Pseudo code for finding the minimum connected edges.

    n=100
    lst = range(1,101)
    g=10
    ans = list(tuple())
    for d in range(g+1,n+1):
       for i in range(1,n/d):
         ans.append((d*i,d*(i+1)))
    print ans
    print "size="+str(len(ans))

Output:

   [(11, 22), (22, 33), (33, 44), (44, 55), (55, 66), (66, 77), (77, 88), (88, 99), (12, 24), (24, 36), (36, 48), (48, 60), (60, 72), (72, 84), (84, 96), (13, 26), (26, 39), (39, 52), (52, 65), (65, 78), (78, 91), (14, 28), (28, 42), (42, 56), (56, 70), (70, 84), (84, 98), (15, 30), (30, 45), (45, 60), (60, 75), (75, 90), (16, 32), (32, 48), (48, 64), (64, 80), (80, 96), (17, 34), (34, 51), (51, 68), (68, 85), (18, 36), (36, 54), (54, 72), (72, 90), (19, 38), (38, 57), (57, 76), (76, 95), (20, 40), (40, 60), (60, 80), (80, 100), (21, 42), (42, 63), (63, 84), (22, 44), (44, 66), (66, 88), (23, 46), (46, 69), (69, 92), (24, 48), (48, 72), (72, 96), (25, 50), (50, 75), (75, 100), (26, 52), (52, 78), (27, 54), (54, 81), (28, 56), (56, 84), (29, 58), (58, 87), (30, 60), (60, 90), (31, 62), (62, 93), (32, 64), (64, 96), (33, 66), (66, 99), (34, 68), (35, 70), (36, 72), (37, 74), (38, 76), (39, 78), (40, 80), (41, 82), (42, 84), (43, 86), (44, 88), (45, 90), (46, 92), (47, 94), (48, 96), (49, 98), (50, 100)]
   size=101

We can see that edges like (11,33), (11, 44) etc are not part of the set even though they are directly connected.

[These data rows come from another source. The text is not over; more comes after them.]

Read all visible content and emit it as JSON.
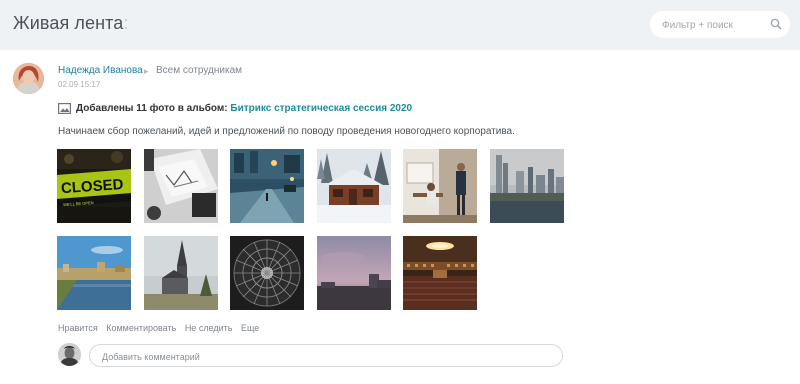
{
  "header": {
    "title": "Живая лента",
    "separator": ":",
    "filter_placeholder": "Фильтр + поиск",
    "search_icon": "search-icon"
  },
  "post": {
    "author": "Надежда Иванова",
    "recipients": "Всем сотрудникам",
    "datetime": "02.09 15:17",
    "album_prefix": "Добавлены 11 фото в альбом:",
    "album_name": "Битрикс стратегическая сессия 2020",
    "text": "Начинаем сбор пожеланий, идей и предложений по поводу проведения новогоднего корпоратива.",
    "photos": [
      {
        "name": "closed-sign-photo",
        "sign_text": "CLOSED",
        "sign_subtext": "WE'LL BE OPEN"
      },
      {
        "name": "papers-desk-photo"
      },
      {
        "name": "street-night-photo"
      },
      {
        "name": "snow-cabin-photo"
      },
      {
        "name": "office-people-photo"
      },
      {
        "name": "city-skyline-photo"
      },
      {
        "name": "river-town-photo"
      },
      {
        "name": "church-photo"
      },
      {
        "name": "dome-ceiling-photo"
      },
      {
        "name": "dusk-buildings-photo"
      },
      {
        "name": "concert-hall-photo"
      }
    ],
    "actions": {
      "like": "Нравится",
      "comment": "Комментировать",
      "unfollow": "Не следить",
      "more": "Еще"
    },
    "comment_placeholder": "Добавить комментарий"
  },
  "colors": {
    "header_bg": "#eef2f4",
    "link": "#1b8c9c",
    "author": "#1f6fb5"
  }
}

After we get the minimum number of connected edges we can apply disjoints sets to solve the above question.

Answer 3

Hint: to determine whether there is a path from source $s$ to destination $t$, factor both $s$ and $t$. What properties need to hold true about their factorization, for such a path to exist?